In today’s highly sexualized world, is it possible to raise chaste Catholic men? Leila Miller argues that it is. While nothing is guaranteed in parenting due to our children’s free will, Miller offers no-nonsense advice for moms in the second edition of Raising Chaste Catholic Men: Practical Advice, Mom to Mom.
In the foreword, Fr. Dwight Longenecker argues that young men need a firm foundation in catechesis, self-discipline, and chastity. This book helps “young men navigate the perils of popular culture, pornography, gender confusion, and the complicated adventure of becoming strong, vital, and dynamic men.”
Solid Advice on Tough Topics
Miller is the mother of six sons and two daughters. In these pages she shares what she has learned on the journey. She wants you to know that “God has adequately equipped you to be an effective and fruitful parent. He has given you all the tools you need, and, with His grace, you can help your boys to be who He created them to be.”
This book is designed for Catholic mothers who take their faith seriously, love God, are faithful to the teachings of the Magisterium, and accept the full Deposit of Faith. Miller maintains there are three keys to raising morally responsible kids: 1) Moral formation is the top priority; 2) What parents teach must make sense; and 3) Nothing is off limits for discussion.

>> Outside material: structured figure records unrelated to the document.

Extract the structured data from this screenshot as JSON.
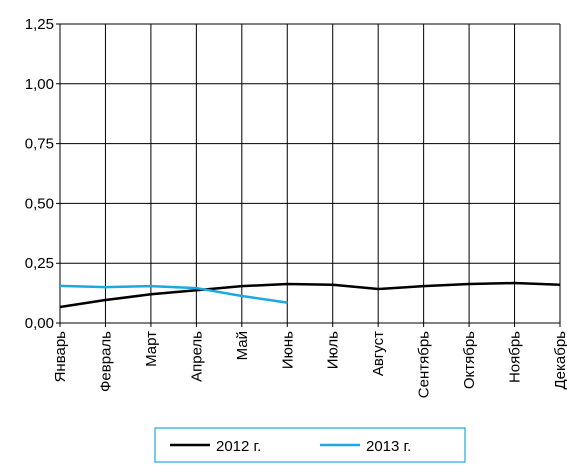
{
  "chart_data": {
    "type": "line",
    "categories": [
      "Январь",
      "Февраль",
      "Март",
      "Апрель",
      "Май",
      "Июнь",
      "Июль",
      "Август",
      "Сентябрь",
      "Октябрь",
      "Ноябрь",
      "Декабрь"
    ],
    "series": [
      {
        "name": "2012 г.",
        "color": "#000000",
        "values": [
          0.067,
          0.096,
          0.12,
          0.137,
          0.154,
          0.163,
          0.16,
          0.142,
          0.154,
          0.163,
          0.167,
          0.16
        ]
      },
      {
        "name": "2013 г.",
        "color": "#1aa9e0",
        "values": [
          0.155,
          0.15,
          0.154,
          0.146,
          0.113,
          0.085,
          null,
          null,
          null,
          null,
          null,
          null
        ]
      }
    ],
    "ylim": [
      0,
      1.25
    ],
    "yticks": [
      {
        "value": 0,
        "label": "0,00"
      },
      {
        "value": 0.25,
        "label": "0,25"
      },
      {
        "value": 0.5,
        "label": "0,50"
      },
      {
        "value": 0.75,
        "label": "0,75"
      },
      {
        "value": 1,
        "label": "1,00"
      },
      {
        "value": 1.25,
        "label": "1,25"
      }
    ],
    "grid": true
  }
}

Parents have a duty and obligation to teach their children about sex. If we don’t do it, the world will. We need to have strong relationships with our children so that they will feel comfortable discussing uncomfortable topics with us.
Miller offers good logically-based answers to questions our children might raise about sex, chastity, birth control, abortion, masturbation, same-sex relationships, and transgenderism. She emphasizes our need to raise our sons as boys. They should not be raised the same as their sisters. Boys and young men need battles to win. They need to “play the hero warrior, fight to protect the innocent, and defeat the bad guy.” We also need to encourage their God-given desire to marry and have children.
Be in the World, But Not of It
Miller’s take on pop culture is refreshing. So many Catholic parents work to protect their children from all aspects of popular culture. While Miller acknowledges that her approach may not resonate with all readers, she does allow her children access to popular music, movies, and video games. Instead of banning all these items, she has conversations about them and encourages their responsible use. She argues that we need to be “in the world, not of it” and that popular culture is part of that world.
There is also a section in the book with advice from young men who are working to be chaste in our world and an afterward by Anthony Esolen directed toward young men struggling with same-sex attraction.
What if Your Children Make Poor Choices?
And what if, despite your best efforts, your sons make poor choices? Miller advises that you “continue to show affection and love to your child, no matter what he has done” without “accepting, condoning, enabling, or encouraging his sins.” Your job is to pray for your children and work on your own holiness.
Raising Chaste Catholic Men should be on the reading list of every Catholic mom bringing up boys. It tackles some of parenting’s toughest topics with wisdom, understanding, and practical suggestions.